Customer: "But our sideboard has a vaguely sexual Swedish name. It's called Smegsmog. And everyone's talking about it. The Stockwells at number five just bought one, for Christ's sake."

Me: "But what about the sideboards of tomorrow? What if they only came from Ikea?"

Customer: "Good-bye. You might shift more units if you served meatballs."

Anyway, reasons to be cheerful: (1) If Déjà Vu attracted one agent, it might attract another; (2) Wonderful girlfriend, who seems to believe in me despite these constant messages replies of 'not good enough' from publishers and agents; (3) Good health; (4) Blog on which I can moan.


Progress on 'Flashback', sequel to 'Déjà Vu':

Zokutou word meterZokutou word meterZokutou word meter
75,246 / 120,000


Written while listening to Don't Phunk With My Heart from the album "Dont Phunk With My Heart (UK single version)" by Black Eyed Peas


Blogger redchurch said...

You were only joking about Ikea but you struck a note of truth:

It's not as much about the goods as it is the brand.

What brand are you? What brand is your book?

As for Grumpin' McGrumpinstein, I think that's the real job of every writer. I'm with ya there!

3:30 PM  
Anonymous NeilA said...

Hi, Ian. Just thought I'd stop by.

Hang on in there. It may be hard to see from your perspective, but you're making progress. You've done well with Deja Vu, and can use it as a stepping stone (as you have been doing).

Like carpentry, publishing is all about who you know. Other than keeping on writing, the only advice I can give is to get along to as many parties, conventions and launches as you can. I've seen how it operates from the inside, and yeah, it's put me off enough to only attempt to get anywhere once I've a masterwork in the bag, which maybe isn't so hot an idea.
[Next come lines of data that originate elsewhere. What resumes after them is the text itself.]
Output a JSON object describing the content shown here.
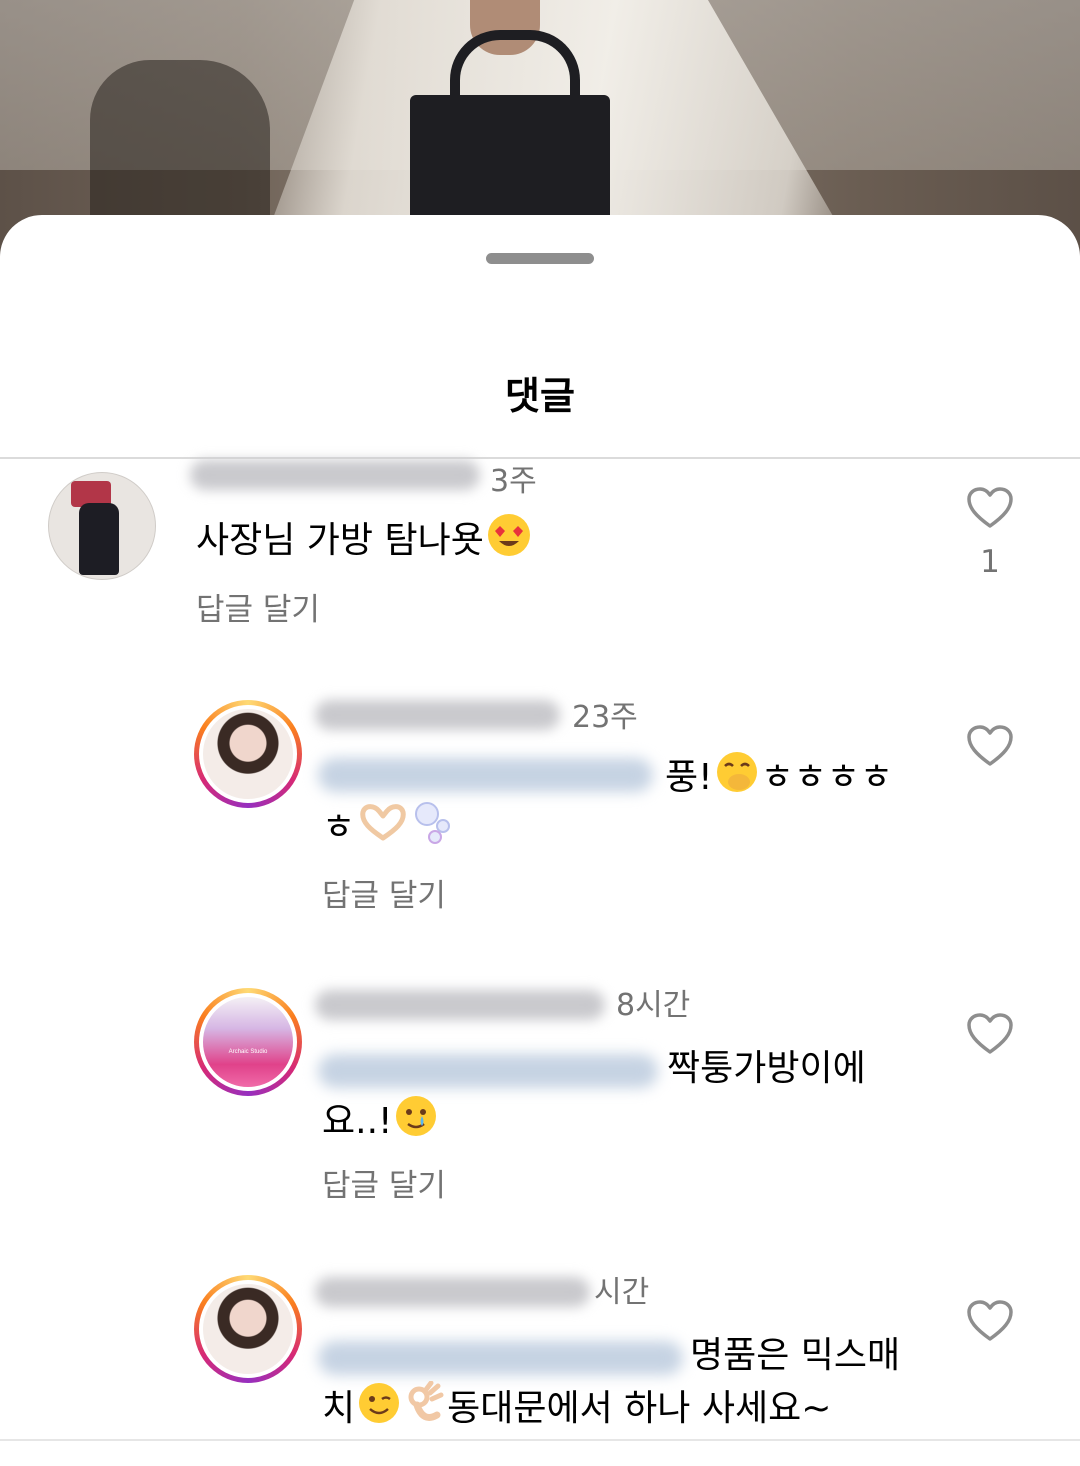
{
  "sheet": {
    "title": "댓글"
  },
  "comments": [
    {
      "time": "3주",
      "text": "사장님 가방 탐나욧",
      "emoji_icons": [
        "heart-eyes-emoji-icon"
      ],
      "reply_label": "답글 달기",
      "like_count": "1"
    },
    {
      "time": "23주",
      "text_line1_after_mention": "풍!",
      "text_line1_trailing": "ㅎㅎㅎㅎ",
      "text_line2": "ㅎ",
      "emoji_icons": [
        "face-with-hand-over-mouth-emoji-icon",
        "heart-hands-emoji-icon",
        "bubbles-emoji-icon"
      ],
      "reply_label": "답글 달기"
    },
    {
      "time": "8시간",
      "avatar_label": "Archaic Studio",
      "text_line1_after_mention": "짝퉁가방이에",
      "text_line2": "요..!",
      "emoji_icons": [
        "face-holding-back-tears-emoji-icon"
      ],
      "reply_label": "답글 달기"
    },
    {
      "time": "시간",
      "text_line1_after_mention": "명품은 믹스매",
      "text_line2_prefix": "치",
      "text_line2": "동대문에서 하나 사세요~",
      "emoji_icons": [
        "winking-face-emoji-icon",
        "ok-hand-emoji-icon"
      ]
    }
  ],
  "colors": {
    "secondary_text": "#737373",
    "story_ring": [
      "#feda75",
      "#fa7e1e",
      "#d62976",
      "#962fbf"
    ]
  }
}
My writing's certainly slumped a bit quantity-wise over the last year or so.

In short, keep on 'em, lad. And the micey comment made me laugh

3:45 PM  
Blogger Katey Schultz said...

ok buddy, hang in there. i'm glad you ended this post on a relatively good note. check out my friend mendy's VERY FIRST entry (there are only a handful up now, so just scroll down) titled Start Where You Are at and see if that doesn't inspire you to keep on keepin' on. it's a tough life, but as she says, she is one of the wealthiest people she knows (and she's not talking about dough, here).
good luck and keep with it. something will give eventually.

2:22 PM  
Anonymous Anonymous said...

Spotted this, and thought it might be interesting:
Best wishes,
a Regular Reader of your blog!

8:05 PM  

This post has been removed by a blog administrator.

1:07 AM  
Blogger Helen Leggatt said...

I've enjoyed reading your blog and in particular your struggles getting in to book stores! I write because I love writing and because I love to make people laugh but don't have the guts to get up on stage!
Keep up the good work, hope you don't mind if I put a link to your blog on mine!
Helen Leggatt

11:48 PM  
Blogger Dr Ian Hocking said...

Thanks for your comment, Helen, and feel free to link to me on your blog!